Backlash by local communities in danger of these spills has been fierce. Those in the county’s heartland battling the Keystone XL pipeline have, arguably, become the most visible resistance front. For the past decade, NRDC has worked to stop that pipeline’s construction, and despite President Trump’s attempts to revive it, litigation efforts have so far kept that from happening. Meanwhile, Swift notes, NRDC has also helped block a number of other tar sands pipelines—Kinder Morgan’s Trans Mountain (which was sold to the Canadian government in May 2018), Enbridge’s Northern Gateway, and TransCanada’s Energy East, to name a few—a direct blow to the industry that once claimed it was on track to grow from 1.8 million barrels a day in 2012 to 5.2 million barrels a day by 2030.
Battle for Our Climate
Since the beginning, the fight against the extraction of tar sands oil have been focused on our energy future. “It really has been a proxy to have an important discussion about what kind of energy sources we want to lock ourselves into and to raise the point that long-term infrastructure decisions will play a significant role in determining the success of our efforts to fight climate change,” Swift says. And it’s a strategy that’s proved successful over the past 10 years, even to the most skeptical. “When we first started the tar sands campaign, there was this sense that no one had ever stopped an oil pipeline and that it was foolish to think that we could,” he remembers.

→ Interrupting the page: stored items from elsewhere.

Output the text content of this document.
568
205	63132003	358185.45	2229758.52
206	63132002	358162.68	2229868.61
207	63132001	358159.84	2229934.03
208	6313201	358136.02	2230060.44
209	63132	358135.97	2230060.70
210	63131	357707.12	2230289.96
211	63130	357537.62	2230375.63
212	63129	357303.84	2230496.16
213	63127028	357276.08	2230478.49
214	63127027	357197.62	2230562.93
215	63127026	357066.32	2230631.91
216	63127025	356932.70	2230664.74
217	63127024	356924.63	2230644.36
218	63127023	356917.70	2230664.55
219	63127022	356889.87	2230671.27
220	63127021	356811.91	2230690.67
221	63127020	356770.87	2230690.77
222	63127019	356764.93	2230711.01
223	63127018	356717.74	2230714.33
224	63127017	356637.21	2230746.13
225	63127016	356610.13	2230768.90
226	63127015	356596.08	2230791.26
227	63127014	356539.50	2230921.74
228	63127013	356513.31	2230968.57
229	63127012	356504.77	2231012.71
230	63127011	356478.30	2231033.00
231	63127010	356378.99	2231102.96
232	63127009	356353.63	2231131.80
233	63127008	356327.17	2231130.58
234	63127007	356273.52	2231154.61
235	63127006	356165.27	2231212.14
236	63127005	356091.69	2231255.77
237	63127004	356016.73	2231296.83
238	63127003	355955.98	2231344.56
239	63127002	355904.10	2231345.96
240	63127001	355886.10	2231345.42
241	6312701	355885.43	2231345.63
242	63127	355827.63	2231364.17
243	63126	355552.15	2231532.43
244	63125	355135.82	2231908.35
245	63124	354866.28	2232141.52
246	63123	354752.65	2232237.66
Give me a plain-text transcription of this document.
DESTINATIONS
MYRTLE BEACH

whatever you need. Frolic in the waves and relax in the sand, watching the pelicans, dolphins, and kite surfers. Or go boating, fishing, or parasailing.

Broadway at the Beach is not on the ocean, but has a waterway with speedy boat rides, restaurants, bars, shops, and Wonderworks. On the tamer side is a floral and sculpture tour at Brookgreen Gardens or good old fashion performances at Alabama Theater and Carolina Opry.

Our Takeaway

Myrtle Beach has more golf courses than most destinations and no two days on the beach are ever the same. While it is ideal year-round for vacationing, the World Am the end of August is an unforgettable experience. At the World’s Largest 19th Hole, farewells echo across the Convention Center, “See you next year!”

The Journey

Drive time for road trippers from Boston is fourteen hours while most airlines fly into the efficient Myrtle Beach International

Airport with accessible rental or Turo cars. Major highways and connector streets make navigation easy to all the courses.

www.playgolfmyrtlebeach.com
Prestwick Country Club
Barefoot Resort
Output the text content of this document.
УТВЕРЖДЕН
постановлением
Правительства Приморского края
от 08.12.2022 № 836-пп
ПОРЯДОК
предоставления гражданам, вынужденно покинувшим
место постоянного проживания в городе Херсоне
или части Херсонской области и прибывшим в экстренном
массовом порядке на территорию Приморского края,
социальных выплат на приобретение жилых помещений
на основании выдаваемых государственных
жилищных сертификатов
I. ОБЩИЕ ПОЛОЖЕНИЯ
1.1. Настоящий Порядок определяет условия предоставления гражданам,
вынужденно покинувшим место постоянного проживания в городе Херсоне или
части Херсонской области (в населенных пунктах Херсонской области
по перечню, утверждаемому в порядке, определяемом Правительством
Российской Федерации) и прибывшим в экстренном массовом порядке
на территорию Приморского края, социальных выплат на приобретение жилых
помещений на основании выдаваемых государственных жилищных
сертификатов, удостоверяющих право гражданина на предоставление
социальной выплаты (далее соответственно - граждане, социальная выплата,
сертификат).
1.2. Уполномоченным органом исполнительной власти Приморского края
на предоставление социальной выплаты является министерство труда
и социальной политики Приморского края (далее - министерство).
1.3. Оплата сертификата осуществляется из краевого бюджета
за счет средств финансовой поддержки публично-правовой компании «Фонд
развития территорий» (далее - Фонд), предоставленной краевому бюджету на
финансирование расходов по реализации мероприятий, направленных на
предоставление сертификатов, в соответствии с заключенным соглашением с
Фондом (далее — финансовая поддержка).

While celebrating the success of NRDC’s decadelong campaign to protect the boreal, Swift knows better than to let down his guard. Amid the onslaught of alarming scientific reports on the planet’s rising levels of carbon emissions, the stakes have grown higher. “NRDC has been in the trenches in a hard, hard fight over the last decade, and there’s no question that we’ve had many victories,” he says. But for himself and others carrying the torch forward, he notes, “we’re going to have to continue to engage with the same level of persistence, tenacity, and strong advocacy, frankly, until we have found a safe landing spot for climate.”